Larger farms may be more likely to need to adjust.
By Gary Schnitkey, University of Illinois/Courtesy of farmdocdaily
Commodity prices likely will be lower in the next several years than in the past several years, leading to lower crop farm returns. Lower returns may require some cash rents to decline, particularly on farms having larger percentages of acres with high cash rent levels. In this post, proportions or farms that most likely will have to adjust cash rents are presented. These farms are judged as having over 90% of their acres cash rented and having average cash rents that exceed county cash rents by more than $25 per acre. About 4% of grain farms meet the proceeding criteria. A higher proportion of larger farms meet these criteria.
Criteria for Classifying Farms
Herein, grain farms enrolled in Illinois Farm Business Farm Management are classified by:
Percent acres cash rented. A value of 90% means that 90% of tillable acres are cash rented. The remaining 10% of acres either are owned or share rented.
Farm-minus-county cash rent. The average cash rent on a farm is subtracted from the county average rent for the county in which the farm is located. For example, take a farm whose cash rent averages $300 per acre and comes from a county with an average cash rent of $275 per acre. Farm-minus-county cash rent for this farm is $25 per acre, indicating that its average farm rent is $25 higher than the county average.
Data from 2012 are used to classify farms that receive the majority of their gross revenue from grain operations.
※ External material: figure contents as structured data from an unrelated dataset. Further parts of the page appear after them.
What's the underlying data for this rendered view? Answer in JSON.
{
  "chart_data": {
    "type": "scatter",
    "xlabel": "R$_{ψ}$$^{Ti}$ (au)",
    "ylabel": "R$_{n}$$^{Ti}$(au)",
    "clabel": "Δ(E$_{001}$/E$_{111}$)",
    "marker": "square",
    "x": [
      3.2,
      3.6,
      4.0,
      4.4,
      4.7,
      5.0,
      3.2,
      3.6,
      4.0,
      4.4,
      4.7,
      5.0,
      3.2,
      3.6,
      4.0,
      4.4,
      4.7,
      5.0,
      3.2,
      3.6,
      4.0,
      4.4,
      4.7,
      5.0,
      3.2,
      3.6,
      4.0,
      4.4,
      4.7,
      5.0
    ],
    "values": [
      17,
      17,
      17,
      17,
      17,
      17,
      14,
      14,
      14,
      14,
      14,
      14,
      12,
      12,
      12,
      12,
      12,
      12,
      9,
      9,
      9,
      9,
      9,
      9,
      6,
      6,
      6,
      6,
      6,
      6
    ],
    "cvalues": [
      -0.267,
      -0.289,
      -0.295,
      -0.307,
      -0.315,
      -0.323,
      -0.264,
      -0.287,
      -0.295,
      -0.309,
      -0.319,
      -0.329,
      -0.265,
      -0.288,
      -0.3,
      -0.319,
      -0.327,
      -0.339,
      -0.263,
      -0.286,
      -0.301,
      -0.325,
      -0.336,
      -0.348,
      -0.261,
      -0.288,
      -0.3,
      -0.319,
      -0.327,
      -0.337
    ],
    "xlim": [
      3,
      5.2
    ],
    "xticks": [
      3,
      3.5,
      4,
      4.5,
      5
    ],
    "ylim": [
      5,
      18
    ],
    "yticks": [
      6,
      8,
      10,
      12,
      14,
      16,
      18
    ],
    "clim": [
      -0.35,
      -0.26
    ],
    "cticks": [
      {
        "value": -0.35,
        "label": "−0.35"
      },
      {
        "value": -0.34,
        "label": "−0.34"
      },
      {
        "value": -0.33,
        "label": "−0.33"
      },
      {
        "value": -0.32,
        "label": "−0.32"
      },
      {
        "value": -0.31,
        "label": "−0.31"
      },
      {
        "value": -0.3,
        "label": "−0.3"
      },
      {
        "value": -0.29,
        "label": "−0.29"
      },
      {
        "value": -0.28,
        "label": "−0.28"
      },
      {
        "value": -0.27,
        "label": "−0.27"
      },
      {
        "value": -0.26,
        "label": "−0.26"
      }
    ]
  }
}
These grain farms tend to rent more of their farmland than all farms in Illinois.
Particular attention is given to farms meeting two criteria:
- cash rent more than 90% of their acres, and
- have $25 per acre or greater farm-minus-county cash rents.
Results from farm financial simulations suggest that these farms will face more difficulty in generating positive farm incomes than farms with lower cash rent percentages and levels. Not all farms that meet these two criteria will face difficulties. Cost levels, off-farm income sources, and debt-to-asset position also impact the ability to absorb lower returns.